The advent of personalized medicine has seen oncologists and other clinicians looking for ways to predict a patient’s response to treatment before it is administered. Now, researchers at the Perelman School of Medicine at the University of Pennsylvania have identified a relationship between the genetic status of tumors and risk of resistance to chemotherapy in patients with a confirmed BRCA1/2 mutation.
Mutations in the BRCA1 and BRCA2 genes have been implicated in about 5 percent of breast cancer cases and 20 percent of ovarian cancers. According to the National Cancer Institute, over 40,000 individuals will die of breast cancer this year, with 14,000 deaths due to ovarian cancer.
Resistance to cancer treatment is a multifactorial issue, with genetics, the immune system and the tumor microenvironment itself all contributing to the problem. However, the BRCA1/2 mutation’s effect on a patient’s response to treatment had not been characterized.
“Our primary question was not aimed at evaluating resistance to therapy, but we did end up there,” said Dr. Katherine Nathanson, deputy director of the Abramson Cancer Center, and director of Genetics at the Basser Center for BRCA. The team published their findings in the journal, Nature Communications.
In their study, Nathanson and her colleagues looked at the genetic profiles of 160 breast and ovarian cancer samples taken from patients with germline mutations in BRCA1 and BRCA2. Specifically, they sought out to quantify how often the non-mutated copy of the BRCA1/2 gene became non-functional – a phenomenon known as loss of heterozygosity (LOH).
Previous research had suggested that all tumors with BRCA1/2 mutations undergo an LOH, however the researchers found that a large percentage of patients in the current study retained a functional second copy of the gene. They also noted both genetic and clinical differences between these LOH-negative tumors, compared to LOH-positive cancers.

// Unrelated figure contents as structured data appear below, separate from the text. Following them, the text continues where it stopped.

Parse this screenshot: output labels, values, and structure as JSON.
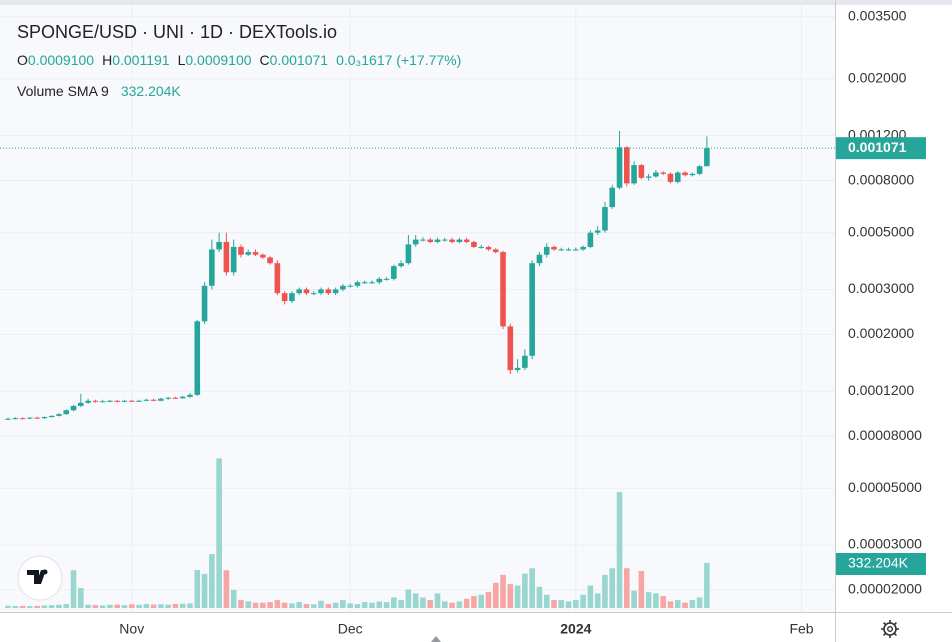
{
  "chart_data": {
    "type": "candlestick",
    "title": "SPONGE/USD · UNI · 1D · DEXTools.io",
    "ohlc_legend": [
      {
        "key": "O",
        "value": "0.0009100"
      },
      {
        "key": "H",
        "value": "0.001191"
      },
      {
        "key": "L",
        "value": "0.0009100"
      },
      {
        "key": "C",
        "value": "0.001071"
      }
    ],
    "change": "0.0₃1617 (+17.77%)",
    "volume_sma": {
      "name": "Volume SMA 9",
      "value": 332204,
      "label": "332.204K"
    },
    "last_price": {
      "value": 0.001071,
      "label": "0.001071"
    },
    "up_color": "#26a69a",
    "down_color": "#ef5350",
    "up_volume_color": "#9ad6d0",
    "down_volume_color": "#f5a6a5",
    "log_scale": true,
    "grid": true,
    "xlim": [
      -1.1,
      113.6
    ],
    "xticks": [
      {
        "value": 17,
        "label": "Nov"
      },
      {
        "value": 47,
        "label": "Dec"
      },
      {
        "value": 78,
        "label": "2024"
      },
      {
        "value": 109,
        "label": "Feb"
      }
    ],
    "ylim": [
      1.64e-05,
      0.00407
    ],
    "yticks": [
      {
        "value": 0.0035,
        "label": "0.003500"
      },
      {
        "value": 0.002,
        "label": "0.002000"
      },
      {
        "value": 0.0012,
        "label": "0.001200"
      },
      {
        "value": 0.0008,
        "label": "0.0008000"
      },
      {
        "value": 0.0005,
        "label": "0.0005000"
      },
      {
        "value": 0.0003,
        "label": "0.0003000"
      },
      {
        "value": 0.0002,
        "label": "0.0002000"
      },
      {
        "value": 0.00012,
        "label": "0.0001200"
      },
      {
        "value": 8e-05,
        "label": "0.00008000"
      },
      {
        "value": 5e-05,
        "label": "0.00005000"
      },
      {
        "value": 3e-05,
        "label": "0.00003000"
      },
      {
        "value": 2e-05,
        "label": "0.00002000"
      }
    ],
    "y2lim": [
      0,
      1600000
    ],
    "open": [
      9.3e-05,
      9.35e-05,
      9.4e-05,
      9.38e-05,
      9.45e-05,
      9.4e-05,
      9.5e-05,
      9.6e-05,
      9.75e-05,
      0.000101,
      0.000105,
      0.000108,
      0.00011,
      0.000109,
      0.0001095,
      0.00011,
      0.000109,
      0.00011,
      0.0001095,
      0.00011,
      0.000111,
      0.00011,
      0.000112,
      0.000113,
      0.0001125,
      0.000114,
      0.000116,
      0.000225,
      0.00031,
      0.00043,
      0.00046,
      0.00035,
      0.00044,
      0.00041,
      0.00042,
      0.00041,
      0.0004,
      0.00038,
      0.00029,
      0.00027,
      0.00029,
      0.0003,
      0.00029,
      0.00029,
      0.0003,
      0.00029,
      0.0003,
      0.00031,
      0.00031,
      0.00032,
      0.00032,
      0.00032,
      0.00033,
      0.00033,
      0.00037,
      0.00038,
      0.00045,
      0.00047,
      0.00047,
      0.00046,
      0.00047,
      0.00047,
      0.00046,
      0.00047,
      0.00046,
      0.00044,
      0.00044,
      0.00043,
      0.00042,
      0.000215,
      0.000145,
      0.000148,
      0.000165,
      0.00038,
      0.00041,
      0.00044,
      0.00043,
      0.00043,
      0.00043,
      0.00043,
      0.00044,
      0.0005,
      0.00051,
      0.00063,
      0.00075,
      0.00108,
      0.00078,
      0.00092,
      0.00082,
      0.00083,
      0.00086,
      0.00085,
      0.00079,
      0.00086,
      0.00084,
      0.00085,
      0.00091
    ],
    "high": [
      9.45e-05,
      9.5e-05,
      9.48e-05,
      9.5e-05,
      9.52e-05,
      9.55e-05,
      9.65e-05,
      9.85e-05,
      0.000102,
      0.000106,
      0.000117,
      0.000112,
      0.000111,
      0.000111,
      0.000111,
      0.000111,
      0.000111,
      0.000111,
      0.000111,
      0.000112,
      0.000112,
      0.000113,
      0.000114,
      0.000114,
      0.000115,
      0.000118,
      0.000228,
      0.00032,
      0.00047,
      0.0005,
      0.0005,
      0.00047,
      0.00045,
      0.00043,
      0.00043,
      0.000415,
      0.000405,
      0.00039,
      0.000295,
      0.000295,
      0.000305,
      0.000305,
      0.000295,
      0.000305,
      0.000305,
      0.000305,
      0.000315,
      0.000315,
      0.000325,
      0.000325,
      0.000325,
      0.000335,
      0.000335,
      0.000375,
      0.00039,
      0.00049,
      0.00049,
      0.00048,
      0.000478,
      0.000478,
      0.000478,
      0.000478,
      0.000478,
      0.000478,
      0.000465,
      0.000448,
      0.000445,
      0.000435,
      0.000425,
      0.00022,
      0.00016,
      0.000175,
      0.00039,
      0.00042,
      0.000455,
      0.000445,
      0.000437,
      0.000437,
      0.000437,
      0.000445,
      0.00051,
      0.00053,
      0.00066,
      0.00077,
      0.00125,
      0.00109,
      0.00095,
      0.00093,
      0.00085,
      0.00088,
      0.00087,
      0.00086,
      0.00087,
      0.00087,
      0.00086,
      0.00092,
      0.001191
    ],
    "low": [
      9.25e-05,
      9.3e-05,
      9.32e-05,
      9.32e-05,
      9.35e-05,
      9.35e-05,
      9.45e-05,
      9.55e-05,
      9.7e-05,
      0.0001,
      0.000104,
      0.000107,
      0.000108,
      0.0001085,
      0.0001085,
      0.0001085,
      0.0001085,
      0.000109,
      0.000109,
      0.0001095,
      0.0001095,
      0.0001095,
      0.000111,
      0.000112,
      0.000112,
      0.000113,
      0.000115,
      0.00022,
      0.0003,
      0.00042,
      0.00034,
      0.00034,
      0.0004,
      0.000405,
      0.000405,
      0.000395,
      0.000375,
      0.000285,
      0.000262,
      0.000265,
      0.000285,
      0.000285,
      0.000285,
      0.000285,
      0.000285,
      0.000285,
      0.000295,
      0.000305,
      0.000305,
      0.000315,
      0.000315,
      0.000315,
      0.000325,
      0.000325,
      0.000365,
      0.000375,
      0.00044,
      0.000462,
      0.000455,
      0.000455,
      0.000462,
      0.000455,
      0.000455,
      0.000455,
      0.000435,
      0.000433,
      0.000425,
      0.000415,
      0.00021,
      0.00014,
      0.000142,
      0.000145,
      0.00016,
      0.00037,
      0.0004,
      0.000425,
      0.000425,
      0.000425,
      0.000425,
      0.000425,
      0.000435,
      0.00049,
      0.0005,
      0.00062,
      0.00074,
      0.00076,
      0.00077,
      0.00081,
      0.0008,
      0.00082,
      0.00084,
      0.00078,
      0.00078,
      0.00083,
      0.00083,
      0.00084,
      0.00091
    ],
    "close": [
      9.35e-05,
      9.4e-05,
      9.38e-05,
      9.45e-05,
      9.4e-05,
      9.5e-05,
      9.6e-05,
      9.75e-05,
      0.000101,
      0.000105,
      0.000108,
      0.00011,
      0.000109,
      0.0001095,
      0.00011,
      0.000109,
      0.00011,
      0.0001095,
      0.00011,
      0.000111,
      0.00011,
      0.000112,
      0.000113,
      0.0001125,
      0.000114,
      0.000116,
      0.000225,
      0.00031,
      0.00043,
      0.00046,
      0.00035,
      0.00044,
      0.00041,
      0.00042,
      0.00041,
      0.0004,
      0.00038,
      0.00029,
      0.00027,
      0.00029,
      0.0003,
      0.00029,
      0.00029,
      0.0003,
      0.00029,
      0.0003,
      0.00031,
      0.00031,
      0.00032,
      0.00032,
      0.00032,
      0.00033,
      0.00033,
      0.00037,
      0.00038,
      0.00045,
      0.00047,
      0.00047,
      0.00046,
      0.00047,
      0.00047,
      0.00046,
      0.00047,
      0.00046,
      0.00044,
      0.00044,
      0.00043,
      0.00042,
      0.000215,
      0.000145,
      0.000148,
      0.000165,
      0.00038,
      0.00041,
      0.00044,
      0.00043,
      0.00043,
      0.00043,
      0.00043,
      0.00044,
      0.0005,
      0.00051,
      0.00063,
      0.00075,
      0.00108,
      0.00078,
      0.00092,
      0.00082,
      0.00083,
      0.00086,
      0.00085,
      0.00079,
      0.00086,
      0.00084,
      0.00085,
      0.00091,
      0.001071
    ],
    "volume": [
      18000,
      15000,
      16000,
      14000,
      16000,
      20000,
      22000,
      25000,
      30000,
      285000,
      150000,
      25000,
      22000,
      20000,
      24000,
      26000,
      22000,
      28000,
      24000,
      30000,
      26000,
      28000,
      25000,
      30000,
      32000,
      35000,
      287000,
      258000,
      407000,
      1130000,
      285000,
      136000,
      60000,
      50000,
      40000,
      40000,
      45000,
      60000,
      40000,
      35000,
      45000,
      30000,
      28000,
      55000,
      30000,
      40000,
      60000,
      35000,
      30000,
      45000,
      40000,
      50000,
      45000,
      80000,
      60000,
      140000,
      110000,
      80000,
      60000,
      110000,
      50000,
      40000,
      50000,
      70000,
      90000,
      100000,
      120000,
      190000,
      250000,
      180000,
      170000,
      260000,
      300000,
      160000,
      100000,
      60000,
      60000,
      50000,
      60000,
      100000,
      170000,
      110000,
      250000,
      300000,
      875000,
      300000,
      130000,
      280000,
      120000,
      110000,
      90000,
      50000,
      60000,
      40000,
      60000,
      80000,
      340000
    ]
  }
}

Ovarian cancer patients with LOH-negative tumors showed reduced overall survival when treated with platinum chemotherapy, compared to LOH-positive patients. Those with one working copy of the BRCA1/2 gene (LOH-negative) had a median survival of 39 months, while those with two non-functional copies (LOH-positive) survived for 71 months.
Since platinum chemotherapy targets the tumor DNA to destroy the cancer, the researchers believe that LOH-negative cells retain the ability to repair some of this damage, thereby increasing its resistance to treatment. Because the LOH-positive cells contain no functional copies of BRCA1/2, it’s believed that these tumors are more susceptible to DNA damage and cell death induced by the platinum chemotherapy.
“Identifying the LOH status of BRCA1/2 carriers may be useful to predict who might be at risk for primary resistance to DNA-damaging agents such as platinum, which has important implications for treatment of patients with these mutations,” said Dr. Kara N. Maxwell, an instructor of Hematology/Oncology at the Perelman School of Medicine. “We only need to determine the LOH at a specific gene’s location, which is more cost effective than sequencing a patient’s whole genome, for example, and compatible with standard testing.”